The European Space Agency's Rosetta probe is set to make history by landing its robot craft Philae on a comet, SIA reports.
The lander separated from Rosetta earlier on Wednesday and headed towards the surface of the comet Churyumov-Gerasimenko 67P which is moving at the speed of more than 80,000 miles (128,747 kilometers) per hour.
ESA tweeted: "SEPARATION CONFIRMED, Safe journey Philae2014."
The probe has covered a distance of approximately 3.7 billion miles (six billion kilometers) and is now 10 years into its mission.

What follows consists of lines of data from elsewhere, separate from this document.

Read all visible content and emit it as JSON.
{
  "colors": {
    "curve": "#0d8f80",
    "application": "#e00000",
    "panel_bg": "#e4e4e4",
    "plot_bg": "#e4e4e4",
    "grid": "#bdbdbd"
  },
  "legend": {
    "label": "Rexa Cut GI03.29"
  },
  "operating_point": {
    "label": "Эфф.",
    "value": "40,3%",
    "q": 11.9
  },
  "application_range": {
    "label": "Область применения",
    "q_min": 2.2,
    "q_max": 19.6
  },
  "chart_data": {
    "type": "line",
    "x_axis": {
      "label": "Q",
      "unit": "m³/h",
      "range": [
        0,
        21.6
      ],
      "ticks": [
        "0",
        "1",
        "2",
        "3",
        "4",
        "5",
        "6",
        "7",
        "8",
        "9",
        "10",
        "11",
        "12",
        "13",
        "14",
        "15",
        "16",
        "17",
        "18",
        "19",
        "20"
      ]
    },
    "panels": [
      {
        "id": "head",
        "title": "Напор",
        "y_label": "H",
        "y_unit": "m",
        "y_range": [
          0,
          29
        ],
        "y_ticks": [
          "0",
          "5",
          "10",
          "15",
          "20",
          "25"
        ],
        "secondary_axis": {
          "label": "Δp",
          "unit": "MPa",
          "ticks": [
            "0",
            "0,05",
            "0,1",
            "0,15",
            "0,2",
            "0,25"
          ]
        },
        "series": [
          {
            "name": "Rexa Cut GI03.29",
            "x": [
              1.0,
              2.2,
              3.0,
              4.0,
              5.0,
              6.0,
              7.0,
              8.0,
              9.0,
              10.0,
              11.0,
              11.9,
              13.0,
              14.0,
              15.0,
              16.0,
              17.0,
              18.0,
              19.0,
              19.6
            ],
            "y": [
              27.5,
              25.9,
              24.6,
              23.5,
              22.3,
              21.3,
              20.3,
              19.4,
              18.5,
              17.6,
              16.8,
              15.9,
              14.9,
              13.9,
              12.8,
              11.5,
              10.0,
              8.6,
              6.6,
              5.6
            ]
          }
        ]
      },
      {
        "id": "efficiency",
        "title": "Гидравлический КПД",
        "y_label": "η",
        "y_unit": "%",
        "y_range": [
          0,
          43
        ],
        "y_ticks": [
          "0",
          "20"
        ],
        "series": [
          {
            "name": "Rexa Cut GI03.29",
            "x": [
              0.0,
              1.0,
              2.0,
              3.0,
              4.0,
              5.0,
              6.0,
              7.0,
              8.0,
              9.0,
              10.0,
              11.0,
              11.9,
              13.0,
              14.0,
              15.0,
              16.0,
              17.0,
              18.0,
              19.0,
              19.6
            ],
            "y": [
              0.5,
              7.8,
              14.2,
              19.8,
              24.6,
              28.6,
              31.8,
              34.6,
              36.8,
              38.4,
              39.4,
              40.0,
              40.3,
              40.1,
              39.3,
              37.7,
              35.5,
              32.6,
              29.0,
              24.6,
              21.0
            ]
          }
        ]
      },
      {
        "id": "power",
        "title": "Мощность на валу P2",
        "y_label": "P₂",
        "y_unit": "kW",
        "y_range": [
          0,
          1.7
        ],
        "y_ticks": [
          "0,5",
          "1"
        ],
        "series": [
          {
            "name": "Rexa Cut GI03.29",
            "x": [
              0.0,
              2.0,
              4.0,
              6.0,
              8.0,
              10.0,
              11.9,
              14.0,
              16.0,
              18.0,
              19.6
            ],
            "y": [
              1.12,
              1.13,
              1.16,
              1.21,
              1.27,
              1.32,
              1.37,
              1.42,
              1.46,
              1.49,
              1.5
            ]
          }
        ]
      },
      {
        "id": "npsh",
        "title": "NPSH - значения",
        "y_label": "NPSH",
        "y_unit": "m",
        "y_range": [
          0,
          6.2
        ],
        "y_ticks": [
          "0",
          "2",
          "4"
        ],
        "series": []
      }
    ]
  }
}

The Philae lander is scheduled to touch down at 10.35 a.m. (EST) on Wednesday and confirmation is expected at 11:03 a.m. after ground controllers in Darmstadt, Germany, gave it the green light to part from its mothership and start a nail-biting seven-hour descent.
Watch the Webcast live from mission control and follow the updates at http://rosetta.esa.int/
The probe's touchdown is the most critical part of the mission, Stephan Ulamec, a senior manager at ESA posted online.
According to the official Rosetta blog at blogs.esa.int/rosetta/ ,Philae could miss its landing site and crash into rocks or cliffs on the comet's surface if there are any errors.
The agency’s senior science advisor Mark McCaughrean said: "Everyone's nervous, everyone's on tenterhooks, but we know the risk is worth taking. The rewards are enormous.
"You won't get anything without taking risks. Exploration is all about going to the limits."